Beirut - Lebanese Sojourn

It's a Complicated Place
How can you possibly wrap your mind around the history of this place?  I could spend the rest of my life here and never figure it out.  Next to the giant mosque is the Christian church, which itself is built on top of the ruins of a Roman bathhouse and across the street from a gleaming new high end mall.





I'm staying in East Beirut, in Achrafieh, which they tell me is the historically Christian neighborhood.  I guess it would have made a much bigger difference in 2006, during the last war with Israel.  Even more of a difference in the 80's when there was a "green line" dividing the Christian east side from the Muslim west side.  The green line is so named for the greenery that multiplied along a wide, abandoned avenue - a no-go zone patrolled from nearby rooftops by snipers.  My small studio apartment is a white rectangle built on the rooftop of an old six story building.  I take a creaky elevator to the sixth floor and walk another flight onto the roof.  It feels like the building is abandoned.  I've not seen another human, except for the smiling super, who greets me in Arabic when I come in.
Beirut is a small shoulder of land sticking into the Mediterranean.  It's tight and hilly, filled with cream colored stone and concrete buildings, trees and shrubs growing from all angles.  I got a strange deja-vu walking the streets.  It kind of feels like Madrid.  Then, with all the familiar French stores and the fact that many signs were in French, it feels a bit Parisian as well.  It's a great city for walking, small enough to cover from one side to the other in just an hour.  Driving is another story - everyone seems to be exasperated.  The traffic lights and zebra crossings are nothing more than mild suggestions.  They drive fast, honk a lot and aim for you when you cross the street on foot.  They park wherever they like - blocking sidewalks, store entrances and even whole streets.

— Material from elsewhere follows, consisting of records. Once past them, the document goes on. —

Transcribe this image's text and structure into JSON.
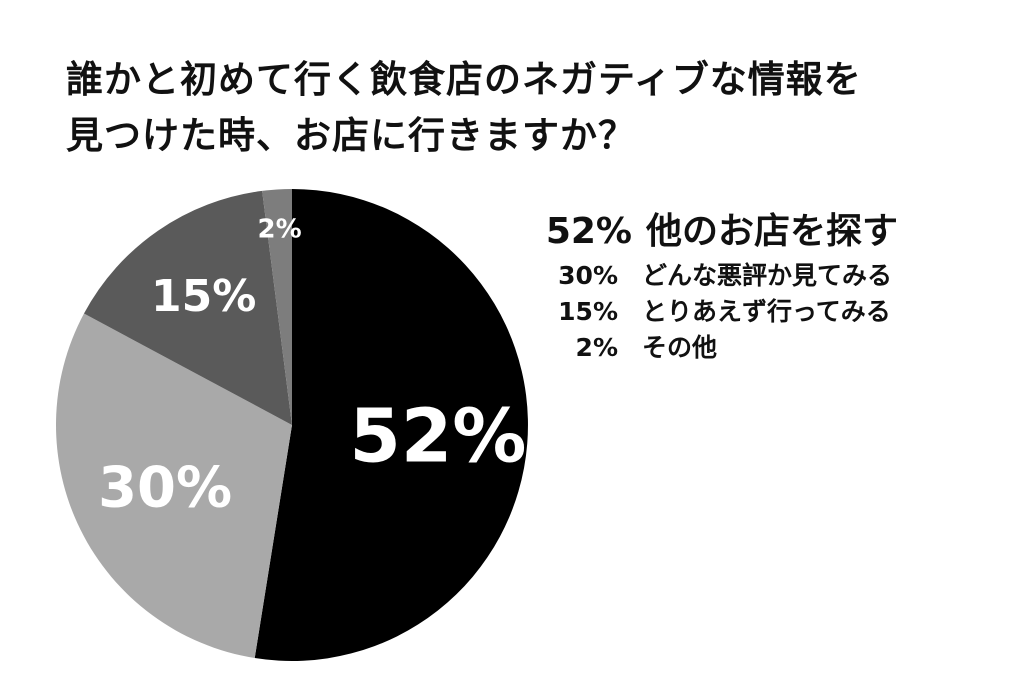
{
  "title_lines": [
    "誰かと初めて行く飲食店のネガティブな情報を",
    "見つけた時、お店に行きますか？"
  ],
  "chart_data": {
    "type": "pie",
    "title": "誰かと初めて行く飲食店のネガティブな情報を見つけた時、お店に行きますか？",
    "start_angle_deg": 0,
    "direction": "clockwise",
    "slices": [
      {
        "label": "他のお店を探す",
        "value": 52,
        "value_label": "52%",
        "color": "#000000"
      },
      {
        "label": "どんな悪評か見てみる",
        "value": 30,
        "value_label": "30%",
        "color": "#a9a9a9"
      },
      {
        "label": "とりあえず行ってみる",
        "value": 15,
        "value_label": "15%",
        "color": "#5a5a5a"
      },
      {
        "label": "その他",
        "value": 2,
        "value_label": "2%",
        "color": "#7d7d7d"
      }
    ],
    "slice_label_colors": [
      "#ffffff",
      "#111111",
      "#ffffff",
      "#ffffff"
    ],
    "legend_position": "right"
  }
}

In Achrafieh I got away with speaking either English or French.  The degree to which that works appears to depend on the neighborhood.  As I made my way west across the city, the English and French disappeared except for the street signs.  In the western side of the city, in the more muslim sections, things feel a bit more run down. 

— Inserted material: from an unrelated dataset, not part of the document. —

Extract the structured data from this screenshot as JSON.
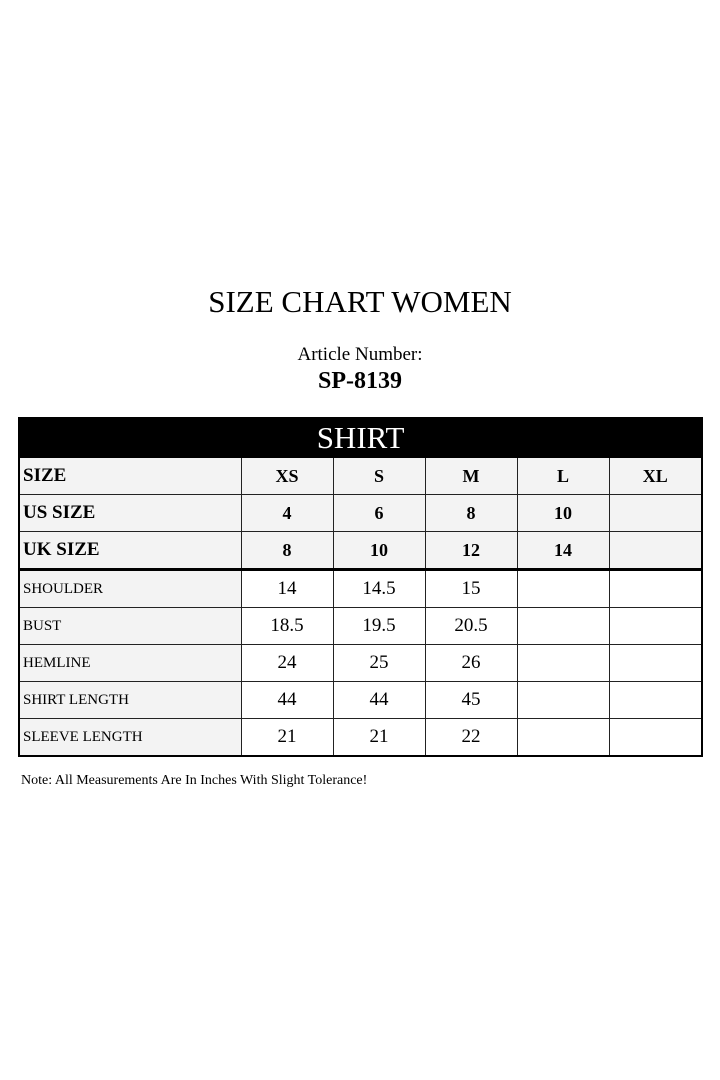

The exchange rate is fixed - 1,500 Lebanese Lira for each dollar, not that you need them.  Everyone here will take dollars and give you change in Lira.
The street art scene is pretty good.  Many parts of the city are covered by graffiti, some in Arabic and some in English.
I knew roughly where I am supposed to go and not go.  It's strange, there are shiny new towers rising from rubble and just around the corner surrounded by razor wire are a handful of tanks and a couple of cops with AK-47's.  They waved me off as I tried to walk further south.  Presumably I was heading somewhere dangerous.

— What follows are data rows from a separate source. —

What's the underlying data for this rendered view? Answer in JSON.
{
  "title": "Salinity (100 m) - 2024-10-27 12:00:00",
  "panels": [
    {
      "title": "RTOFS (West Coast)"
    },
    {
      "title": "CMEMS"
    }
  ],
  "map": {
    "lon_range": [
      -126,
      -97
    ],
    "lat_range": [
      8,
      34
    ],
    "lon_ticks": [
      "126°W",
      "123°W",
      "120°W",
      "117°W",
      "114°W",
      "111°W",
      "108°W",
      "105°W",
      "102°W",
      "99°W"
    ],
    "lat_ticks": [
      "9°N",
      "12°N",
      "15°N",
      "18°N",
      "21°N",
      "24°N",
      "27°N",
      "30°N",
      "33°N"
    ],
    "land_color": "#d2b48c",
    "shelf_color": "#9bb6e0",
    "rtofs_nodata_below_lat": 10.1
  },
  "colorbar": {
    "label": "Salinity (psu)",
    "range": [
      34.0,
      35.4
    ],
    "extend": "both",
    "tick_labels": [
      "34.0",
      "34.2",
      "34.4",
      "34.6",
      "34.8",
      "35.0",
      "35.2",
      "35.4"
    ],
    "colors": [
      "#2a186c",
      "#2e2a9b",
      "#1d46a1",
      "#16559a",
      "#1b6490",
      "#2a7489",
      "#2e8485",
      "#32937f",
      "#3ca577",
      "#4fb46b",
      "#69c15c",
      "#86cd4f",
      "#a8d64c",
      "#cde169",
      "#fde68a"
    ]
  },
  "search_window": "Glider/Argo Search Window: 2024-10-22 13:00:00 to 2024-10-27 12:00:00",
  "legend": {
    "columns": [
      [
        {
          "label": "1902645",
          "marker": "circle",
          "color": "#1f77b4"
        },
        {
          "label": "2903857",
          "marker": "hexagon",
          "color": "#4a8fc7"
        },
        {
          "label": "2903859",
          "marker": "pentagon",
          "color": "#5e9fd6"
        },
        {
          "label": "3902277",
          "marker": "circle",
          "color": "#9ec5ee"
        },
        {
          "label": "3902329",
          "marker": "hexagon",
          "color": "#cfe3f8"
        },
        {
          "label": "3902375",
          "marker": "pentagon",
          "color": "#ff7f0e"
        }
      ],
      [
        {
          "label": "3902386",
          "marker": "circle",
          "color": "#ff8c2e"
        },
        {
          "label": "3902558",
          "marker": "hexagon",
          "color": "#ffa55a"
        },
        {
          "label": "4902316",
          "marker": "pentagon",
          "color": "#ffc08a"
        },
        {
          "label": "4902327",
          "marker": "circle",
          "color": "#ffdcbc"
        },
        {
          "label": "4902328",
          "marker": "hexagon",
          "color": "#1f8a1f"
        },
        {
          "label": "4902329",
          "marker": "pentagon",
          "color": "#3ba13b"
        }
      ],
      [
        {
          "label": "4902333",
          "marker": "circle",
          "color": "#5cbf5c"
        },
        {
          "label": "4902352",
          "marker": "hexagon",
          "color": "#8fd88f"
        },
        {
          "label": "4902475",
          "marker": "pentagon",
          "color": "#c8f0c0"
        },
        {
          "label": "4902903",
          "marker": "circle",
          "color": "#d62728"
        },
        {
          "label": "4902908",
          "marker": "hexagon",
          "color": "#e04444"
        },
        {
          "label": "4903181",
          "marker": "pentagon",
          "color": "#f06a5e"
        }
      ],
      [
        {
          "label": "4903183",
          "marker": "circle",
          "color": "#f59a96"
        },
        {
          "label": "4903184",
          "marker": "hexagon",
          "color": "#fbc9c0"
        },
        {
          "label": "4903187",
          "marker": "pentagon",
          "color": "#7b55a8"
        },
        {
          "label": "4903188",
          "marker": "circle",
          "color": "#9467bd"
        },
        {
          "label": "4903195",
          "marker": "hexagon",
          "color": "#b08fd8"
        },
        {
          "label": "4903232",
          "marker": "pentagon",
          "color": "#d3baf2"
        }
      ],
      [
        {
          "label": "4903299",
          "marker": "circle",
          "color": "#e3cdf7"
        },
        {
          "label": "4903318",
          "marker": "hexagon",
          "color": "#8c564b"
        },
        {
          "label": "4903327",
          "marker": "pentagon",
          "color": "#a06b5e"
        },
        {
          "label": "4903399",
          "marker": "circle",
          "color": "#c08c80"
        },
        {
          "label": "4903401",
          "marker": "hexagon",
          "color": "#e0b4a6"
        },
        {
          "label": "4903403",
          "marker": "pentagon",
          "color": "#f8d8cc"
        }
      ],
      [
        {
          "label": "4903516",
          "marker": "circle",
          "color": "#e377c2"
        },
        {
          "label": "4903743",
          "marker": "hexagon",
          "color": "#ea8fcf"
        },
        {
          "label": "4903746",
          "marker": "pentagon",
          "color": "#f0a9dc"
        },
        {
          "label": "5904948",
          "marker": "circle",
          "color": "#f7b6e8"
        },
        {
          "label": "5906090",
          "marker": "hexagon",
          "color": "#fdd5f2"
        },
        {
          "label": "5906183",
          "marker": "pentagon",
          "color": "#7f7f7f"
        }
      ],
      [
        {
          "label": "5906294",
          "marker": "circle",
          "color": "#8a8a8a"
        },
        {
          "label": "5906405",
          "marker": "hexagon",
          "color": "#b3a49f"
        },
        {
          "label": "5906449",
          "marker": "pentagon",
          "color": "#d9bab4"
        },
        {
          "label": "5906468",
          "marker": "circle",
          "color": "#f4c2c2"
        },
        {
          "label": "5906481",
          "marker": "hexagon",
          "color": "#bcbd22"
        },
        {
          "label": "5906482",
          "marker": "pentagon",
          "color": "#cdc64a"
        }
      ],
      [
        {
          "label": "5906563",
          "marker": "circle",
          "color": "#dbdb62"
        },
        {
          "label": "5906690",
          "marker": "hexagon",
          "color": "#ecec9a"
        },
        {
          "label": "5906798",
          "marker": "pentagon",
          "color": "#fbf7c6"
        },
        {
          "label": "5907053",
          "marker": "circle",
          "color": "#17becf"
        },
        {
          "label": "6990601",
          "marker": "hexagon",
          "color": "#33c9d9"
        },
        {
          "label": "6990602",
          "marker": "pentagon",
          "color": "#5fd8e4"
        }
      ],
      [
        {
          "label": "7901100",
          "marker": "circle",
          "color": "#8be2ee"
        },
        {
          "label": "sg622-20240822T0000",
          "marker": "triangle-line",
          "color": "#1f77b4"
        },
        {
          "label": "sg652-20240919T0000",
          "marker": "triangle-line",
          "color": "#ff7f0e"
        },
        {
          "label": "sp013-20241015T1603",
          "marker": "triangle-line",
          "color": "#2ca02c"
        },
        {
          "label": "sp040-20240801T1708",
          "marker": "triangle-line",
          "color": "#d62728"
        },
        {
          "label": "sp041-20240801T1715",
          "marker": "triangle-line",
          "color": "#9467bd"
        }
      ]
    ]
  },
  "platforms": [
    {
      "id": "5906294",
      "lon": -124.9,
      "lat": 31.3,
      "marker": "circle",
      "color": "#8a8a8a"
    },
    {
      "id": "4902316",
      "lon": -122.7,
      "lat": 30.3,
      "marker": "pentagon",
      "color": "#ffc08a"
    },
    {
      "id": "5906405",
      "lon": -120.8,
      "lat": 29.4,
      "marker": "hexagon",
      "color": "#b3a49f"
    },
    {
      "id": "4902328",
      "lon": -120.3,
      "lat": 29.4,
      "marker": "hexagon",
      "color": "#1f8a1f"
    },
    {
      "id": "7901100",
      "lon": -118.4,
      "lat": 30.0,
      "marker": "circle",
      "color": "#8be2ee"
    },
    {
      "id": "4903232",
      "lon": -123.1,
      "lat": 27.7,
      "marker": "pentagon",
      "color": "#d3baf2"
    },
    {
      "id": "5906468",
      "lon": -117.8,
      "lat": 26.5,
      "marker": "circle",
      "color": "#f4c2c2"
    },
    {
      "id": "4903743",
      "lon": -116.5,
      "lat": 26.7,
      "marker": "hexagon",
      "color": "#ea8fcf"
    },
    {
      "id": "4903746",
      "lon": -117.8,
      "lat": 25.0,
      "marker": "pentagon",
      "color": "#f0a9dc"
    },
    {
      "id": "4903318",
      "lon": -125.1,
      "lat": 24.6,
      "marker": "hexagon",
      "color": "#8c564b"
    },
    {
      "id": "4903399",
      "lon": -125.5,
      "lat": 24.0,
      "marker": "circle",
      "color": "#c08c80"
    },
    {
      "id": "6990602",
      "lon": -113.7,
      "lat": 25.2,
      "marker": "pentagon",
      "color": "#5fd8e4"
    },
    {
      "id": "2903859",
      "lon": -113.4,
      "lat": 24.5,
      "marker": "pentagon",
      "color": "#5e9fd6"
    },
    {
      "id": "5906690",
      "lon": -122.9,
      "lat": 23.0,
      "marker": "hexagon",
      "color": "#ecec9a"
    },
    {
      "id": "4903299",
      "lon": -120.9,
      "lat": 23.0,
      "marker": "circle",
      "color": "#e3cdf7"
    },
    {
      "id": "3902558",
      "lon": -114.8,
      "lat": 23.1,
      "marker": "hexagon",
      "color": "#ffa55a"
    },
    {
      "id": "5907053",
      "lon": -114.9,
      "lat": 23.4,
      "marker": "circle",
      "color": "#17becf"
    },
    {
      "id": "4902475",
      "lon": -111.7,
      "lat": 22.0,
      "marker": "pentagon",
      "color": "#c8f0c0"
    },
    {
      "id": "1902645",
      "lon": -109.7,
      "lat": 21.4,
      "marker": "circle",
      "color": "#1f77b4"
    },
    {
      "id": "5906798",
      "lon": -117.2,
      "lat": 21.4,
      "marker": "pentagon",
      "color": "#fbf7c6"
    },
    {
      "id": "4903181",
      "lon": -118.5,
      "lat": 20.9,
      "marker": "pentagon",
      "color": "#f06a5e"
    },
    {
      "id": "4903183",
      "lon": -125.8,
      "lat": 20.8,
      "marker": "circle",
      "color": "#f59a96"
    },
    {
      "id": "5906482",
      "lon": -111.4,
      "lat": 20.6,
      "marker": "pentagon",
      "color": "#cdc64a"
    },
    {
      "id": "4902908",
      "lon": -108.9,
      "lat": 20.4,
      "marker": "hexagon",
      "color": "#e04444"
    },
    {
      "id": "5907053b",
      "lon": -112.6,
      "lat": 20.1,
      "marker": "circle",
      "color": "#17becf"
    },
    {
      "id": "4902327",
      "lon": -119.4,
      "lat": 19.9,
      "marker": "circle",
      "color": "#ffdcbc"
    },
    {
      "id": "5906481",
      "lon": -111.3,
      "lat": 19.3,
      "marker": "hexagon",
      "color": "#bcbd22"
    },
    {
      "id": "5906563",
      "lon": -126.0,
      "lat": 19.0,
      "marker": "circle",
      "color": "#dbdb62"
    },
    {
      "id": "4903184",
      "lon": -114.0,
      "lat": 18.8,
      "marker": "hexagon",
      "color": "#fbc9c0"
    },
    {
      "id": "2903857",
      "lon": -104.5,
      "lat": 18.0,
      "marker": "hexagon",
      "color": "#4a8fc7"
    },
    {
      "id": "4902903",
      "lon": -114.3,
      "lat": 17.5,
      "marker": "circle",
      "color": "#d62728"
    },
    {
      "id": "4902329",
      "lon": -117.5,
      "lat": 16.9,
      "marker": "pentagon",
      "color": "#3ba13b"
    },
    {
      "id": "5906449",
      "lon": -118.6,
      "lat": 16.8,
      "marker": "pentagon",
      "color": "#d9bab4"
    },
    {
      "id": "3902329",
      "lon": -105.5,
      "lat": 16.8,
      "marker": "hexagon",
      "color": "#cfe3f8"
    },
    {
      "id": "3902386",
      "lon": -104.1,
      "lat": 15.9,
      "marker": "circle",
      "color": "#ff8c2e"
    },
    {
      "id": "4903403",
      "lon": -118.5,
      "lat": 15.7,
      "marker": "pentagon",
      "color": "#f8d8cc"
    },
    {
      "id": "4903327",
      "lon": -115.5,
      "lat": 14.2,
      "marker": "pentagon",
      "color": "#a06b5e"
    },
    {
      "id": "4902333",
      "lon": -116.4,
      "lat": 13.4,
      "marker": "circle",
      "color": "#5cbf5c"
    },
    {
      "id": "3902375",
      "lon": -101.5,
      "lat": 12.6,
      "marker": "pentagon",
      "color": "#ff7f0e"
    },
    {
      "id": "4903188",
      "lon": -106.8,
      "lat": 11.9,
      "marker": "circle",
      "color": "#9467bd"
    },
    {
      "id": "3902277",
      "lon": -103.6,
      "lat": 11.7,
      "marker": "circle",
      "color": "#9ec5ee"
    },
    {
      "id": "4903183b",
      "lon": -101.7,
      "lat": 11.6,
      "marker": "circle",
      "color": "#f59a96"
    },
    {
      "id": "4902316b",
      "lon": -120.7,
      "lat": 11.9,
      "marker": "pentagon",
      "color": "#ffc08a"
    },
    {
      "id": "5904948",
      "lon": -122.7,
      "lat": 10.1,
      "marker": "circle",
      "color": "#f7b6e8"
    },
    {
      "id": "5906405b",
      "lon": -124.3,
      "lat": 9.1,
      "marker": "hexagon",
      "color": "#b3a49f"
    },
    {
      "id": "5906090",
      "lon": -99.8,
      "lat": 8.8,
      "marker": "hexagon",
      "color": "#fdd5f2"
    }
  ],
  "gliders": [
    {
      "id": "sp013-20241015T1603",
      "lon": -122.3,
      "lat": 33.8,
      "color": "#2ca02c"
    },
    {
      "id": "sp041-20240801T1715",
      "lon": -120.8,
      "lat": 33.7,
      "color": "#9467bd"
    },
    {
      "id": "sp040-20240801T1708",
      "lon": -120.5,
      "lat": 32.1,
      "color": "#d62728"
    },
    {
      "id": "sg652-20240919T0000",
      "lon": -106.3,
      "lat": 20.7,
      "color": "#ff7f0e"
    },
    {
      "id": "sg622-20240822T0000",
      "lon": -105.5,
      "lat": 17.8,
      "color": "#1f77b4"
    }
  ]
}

Speaking of razor wire, there are spools of it piled up everywhere, as if they know they'll be needing it again soon.  Why put it all away only to drag it back out when the next war starts?
It makes the apparent building boom all the odder to me.  You'd have to be the ultimate optimist to plunk down millions for one of the many new condos going up.  I wonder if you can get bomb insurance here?

Most of the new towers are elegant and edgy.  Some, like this one, are filled with tenants and others look to be empty - like brand new unopened presents.

In the same neighborhood there are empty carcasses, with holes presumably created by rocket fire during the last war of the one before it. 

I've seen more AK-47s in the last few days then I've seen in my whole life.  Regardless, I feel perfectly safe.  There is no sense of menace or impending danger here.  Everyone is out, sitting in cafes, smoking, shooting the shit.  During the civil war in the 1980's many fled to Paris and when they returned they brought back a lot of French culture with them.
I spent all my time walking around haphazardly.  Down a long set of stairs near my apartment I found the Gemmayze neighborhood.  It's Beirut's version of Greenwich Village or Williamsburg.  It's filled with tiny cafes, restaurants and shops.  I go to a cafe there for coffee each morning and use the free wifi. 
The shisha smoke is thick in Nijmah Square, the most Parisan looking area I've seen so far.
Just yesterday I strolled freely through it but today I was met by camouflaged police with rifles.  It was blocked off and nobody was allowed in or out.
I took a detour and ended up on an empty street.  Turns out the Beirut marathon was held earlier in the morning and many of the downtown streets were still blocked off.
I headed for the famed Corniche, where the rat pack used to hang out in the 50's and 60's.  The weather had turned for the worse and the waves were so strong they were spraying all the way across the sidewalk.
The fishermen didn't seem to care, they simply kept casting their lines.
I walked all the way around the northern section of the Corniche, hoping to take a stroll through the American University of Beirut but it was fenced in and nobody but students and faculty could enter.  I worked up quite an appetite and sat for a meal in the Hamra neighborhood.  I downed every last bite and didn't eat again the whole day.
By 4:30pm the day grew dark and I made my way to my small white rectangle to rest.